Y al tiempo que el paro se ha constituido en una especie de conciencia frente a los auténticos enemigos populares (el gobierno neoliberal, sus acólitos, funcionarios que se burlan del pliego petitorio del Comité de Paro…), la respuesta oficial, de absoluto desdén frente a las reivindicaciones populares, ha sido la de las balas, la sangrienta represión y los señalamientos calumniosos para desdibujar la protesta.
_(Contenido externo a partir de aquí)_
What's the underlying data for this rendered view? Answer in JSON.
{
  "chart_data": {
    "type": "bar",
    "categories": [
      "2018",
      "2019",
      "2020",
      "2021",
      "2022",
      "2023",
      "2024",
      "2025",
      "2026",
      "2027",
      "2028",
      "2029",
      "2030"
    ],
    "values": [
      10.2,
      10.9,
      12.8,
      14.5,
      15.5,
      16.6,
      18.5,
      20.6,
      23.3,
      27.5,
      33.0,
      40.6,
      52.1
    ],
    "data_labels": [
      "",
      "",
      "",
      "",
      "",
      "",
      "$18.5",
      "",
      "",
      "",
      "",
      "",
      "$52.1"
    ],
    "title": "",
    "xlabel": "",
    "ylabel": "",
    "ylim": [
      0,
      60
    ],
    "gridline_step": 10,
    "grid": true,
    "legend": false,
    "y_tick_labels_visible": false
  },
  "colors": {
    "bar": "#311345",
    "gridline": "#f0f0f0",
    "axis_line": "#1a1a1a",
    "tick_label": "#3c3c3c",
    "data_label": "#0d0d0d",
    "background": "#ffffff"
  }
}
El tratamiento oficial dado a la misma, como si esta fuera una expresión bélica, como si fuera una asonada, cuando de lo que se trata es de una necesaria muestra del descontento por tantos atropellos juntos, es no solo una arbitrariedad, sino una violación a los derechos fundamentales de la ciudadanía. Disparar a los manifestantes, permitir que, bajo la protección policial, civiles porten fusiles y otras armas y que abran fuego contra las marchas, sí es una auténtica violación de cualquier protocolo.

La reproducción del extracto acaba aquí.